Apicoltori

Gelo e siccità: annata disastrosa per il miele, produzione -70%

12 agosto 2017

Non è solo l’agricoltura da industria a soffrire le conseguenze di una stagione di siccità senza precedenti. Anche le api, che dei campi e delle coltivazioni – con l’impollinazione di fiore in fiore – sono un anello fondamentale, sono i crisi.

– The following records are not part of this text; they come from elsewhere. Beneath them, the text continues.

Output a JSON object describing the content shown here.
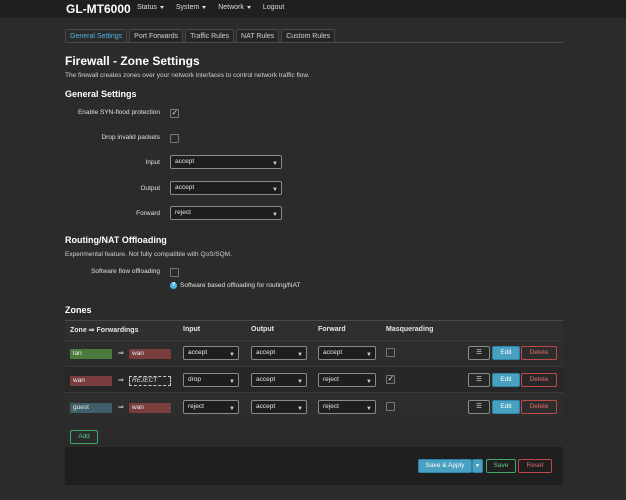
{
  "header": {
    "brand": "GL-MT6000",
    "menu": [
      "Status",
      "System",
      "Network",
      "Logout"
    ]
  },
  "tabs": [
    "General Settings",
    "Port Forwards",
    "Traffic Rules",
    "NAT Rules",
    "Custom Rules"
  ],
  "page": {
    "title": "Firewall - Zone Settings",
    "description": "The firewall creates zones over your network interfaces to control network traffic flow."
  },
  "general": {
    "heading": "General Settings",
    "syn_flood_label": "Enable SYN-flood protection",
    "syn_flood_checked": true,
    "drop_invalid_label": "Drop invalid packets",
    "drop_invalid_checked": false,
    "input_label": "Input",
    "input_value": "accept",
    "output_label": "Output",
    "output_value": "accept",
    "forward_label": "Forward",
    "forward_value": "reject"
  },
  "offloading": {
    "heading": "Routing/NAT Offloading",
    "description": "Experimental feature. Not fully compatible with QoS/SQM.",
    "software_label": "Software flow offloading",
    "software_checked": false,
    "help_text": "Software based offloading for routing/NAT"
  },
  "zones": {
    "heading": "Zones",
    "columns": [
      "Zone ⇒ Forwardings",
      "Input",
      "Output",
      "Forward",
      "Masquerading"
    ],
    "rows": [
      {
        "zone": "lan",
        "forward_to": "wan",
        "input": "accept",
        "output": "accept",
        "forward": "accept",
        "masq": false
      },
      {
        "zone": "wan",
        "forward_to": "REJECT",
        "input": "drop",
        "output": "accept",
        "forward": "reject",
        "masq": true
      },
      {
        "zone": "guest",
        "forward_to": "wan",
        "input": "reject",
        "output": "accept",
        "forward": "reject",
        "masq": false
      }
    ],
    "menu_glyph": "☰",
    "arrow_glyph": "⇒",
    "edit_label": "Edit",
    "delete_label": "Delete",
    "add_label": "Add"
  },
  "footer": {
    "save_apply_label": "Save & Apply",
    "save_label": "Save",
    "reset_label": "Reset"
  },
  "colors": {
    "lan": "#4b7a3d",
    "wan": "#7a3d3d",
    "guest": "#3e5f68",
    "accent": "#4aa0c0"
  }
}
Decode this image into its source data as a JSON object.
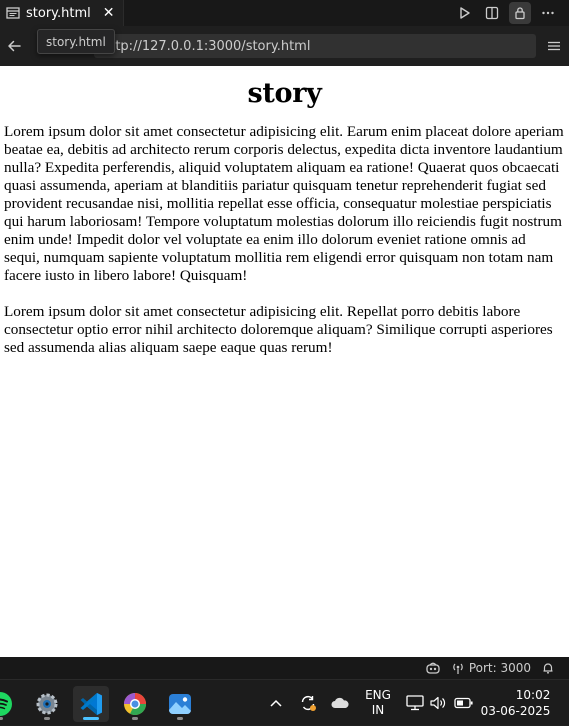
{
  "editor": {
    "tab": {
      "label": "story.html",
      "close": "✕"
    },
    "tooltip": "story.html",
    "url": "http://127.0.0.1:3000/story.html"
  },
  "page": {
    "heading": "story",
    "paragraphs": [
      "Lorem ipsum dolor sit amet consectetur adipisicing elit. Earum enim placeat dolore aperiam beatae ea, debitis ad architecto rerum corporis delectus, expedita dicta inventore laudantium nulla? Expedita perferendis, aliquid voluptatem aliquam ea ratione! Quaerat quos obcaecati quasi assumenda, aperiam at blanditiis pariatur quisquam tenetur reprehenderit fugiat sed provident recusandae nisi, mollitia repellat esse officia, consequatur molestiae perspiciatis qui harum laboriosam! Tempore voluptatum molestias dolorum illo reiciendis fugit nostrum enim unde! Impedit dolor vel voluptate ea enim illo dolorum eveniet ratione omnis ad sequi, numquam sapiente voluptatum mollitia rem eligendi error quisquam non totam nam facere iusto in libero labore! Quisquam!",
      "Lorem ipsum dolor sit amet consectetur adipisicing elit. Repellat porro debitis labore consectetur optio error nihil architecto doloremque aliquam? Similique corrupti asperiores sed assumenda alias aliquam saepe eaque quas rerum!"
    ]
  },
  "statusbar": {
    "port": "Port: 3000"
  },
  "taskbar": {
    "apps": [
      "spotify-icon",
      "settings-icon",
      "vscode-icon",
      "browser-icon",
      "photos-icon"
    ],
    "language": {
      "line1": "ENG",
      "line2": "IN"
    },
    "time": "10:02",
    "date": "03-06-2025"
  },
  "colors": {
    "accent": "#4cc2ff",
    "editor_bg": "#1f1f1f",
    "page_bg": "#ffffff"
  }
}
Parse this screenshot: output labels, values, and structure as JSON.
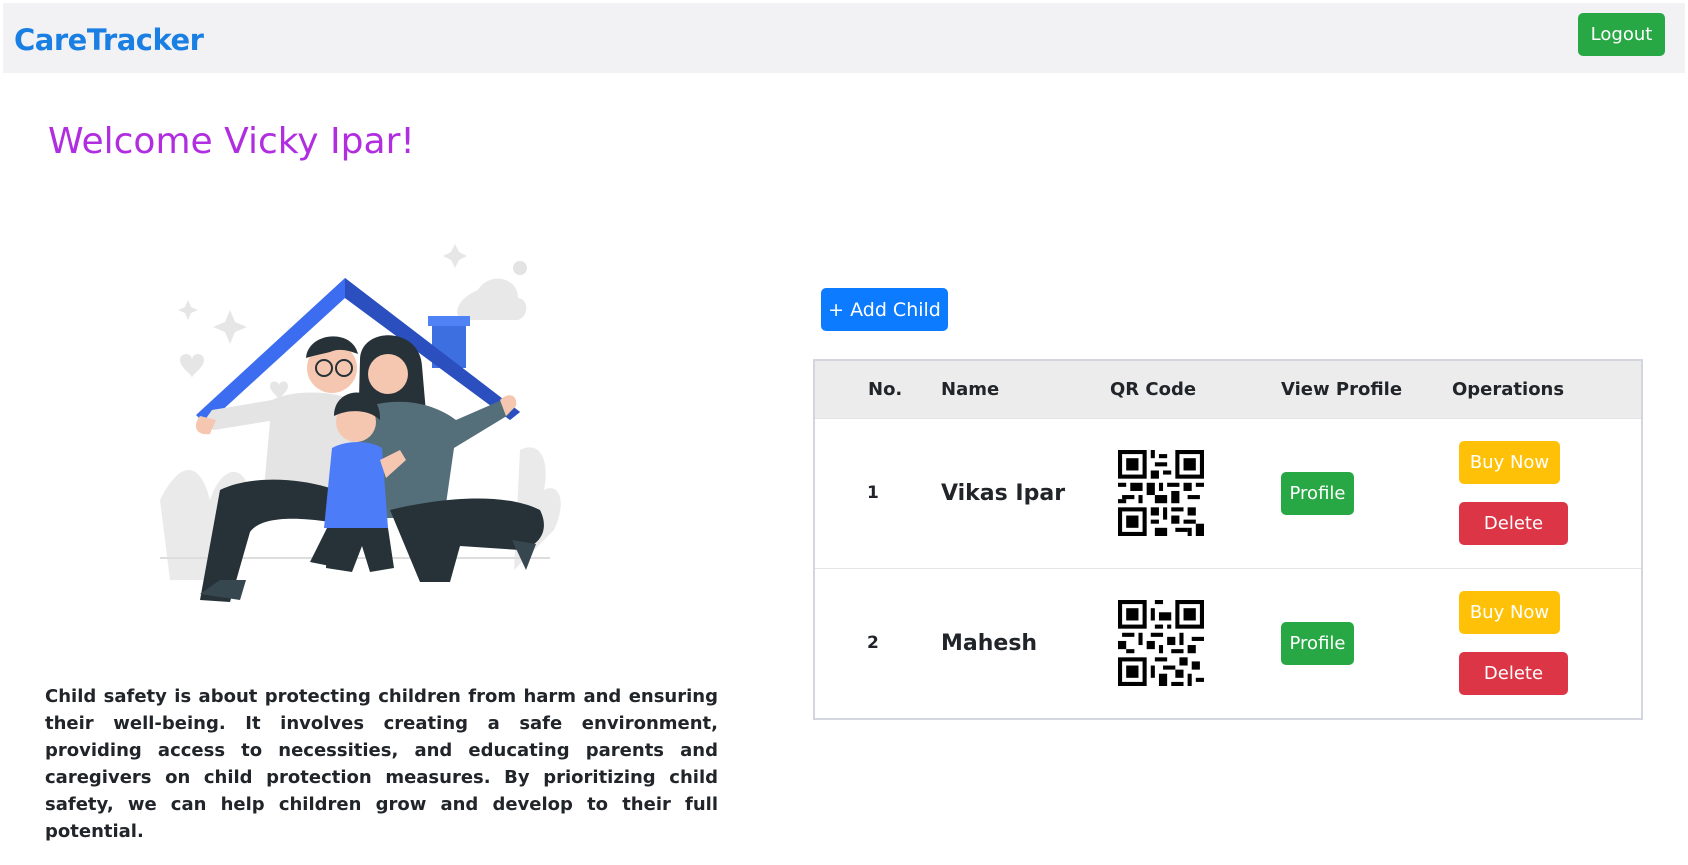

A risentirne non è tanto la loro salute fisica – sono infatti in grado di sopperire alla estrema calura degli alveari con sistemi di umidificazione e ventilazione – ma la produzione di miele, che in alcuni casi è calata anche del 70%.

A fronte di una produzione media di 500 tonnellate annue, ripartite tra 350 apicoltori su oltre 10mila alveari – ai quali se ne aggiungono altri 3mila nomadi, cioè di apicoltori provenienti da altre province) la stima per il 2017 si attesta attorno alle 150 tonnellate, circa un terzo.

“La qualità sarà comunque buona – spiega Roberto Pinchetti, presidente degli apicoltori piacentini -, e a garanzia del consumatore c’è il “sigillo miele piacentino” che garantisce il prodotto locale.

“Le cause sono da ricercare nelle avverse condizioni climatiche – ha proseguito Francesco Emanueli, apicoltori professionista piacentino -, che già dall’inverno hanno portato carenza di pioggia e di neve fino al caldo estremo di queste settimane, alle quali si aggiunge una gelata fuori stagione a fine aprile che ha compromesso le fioriture”.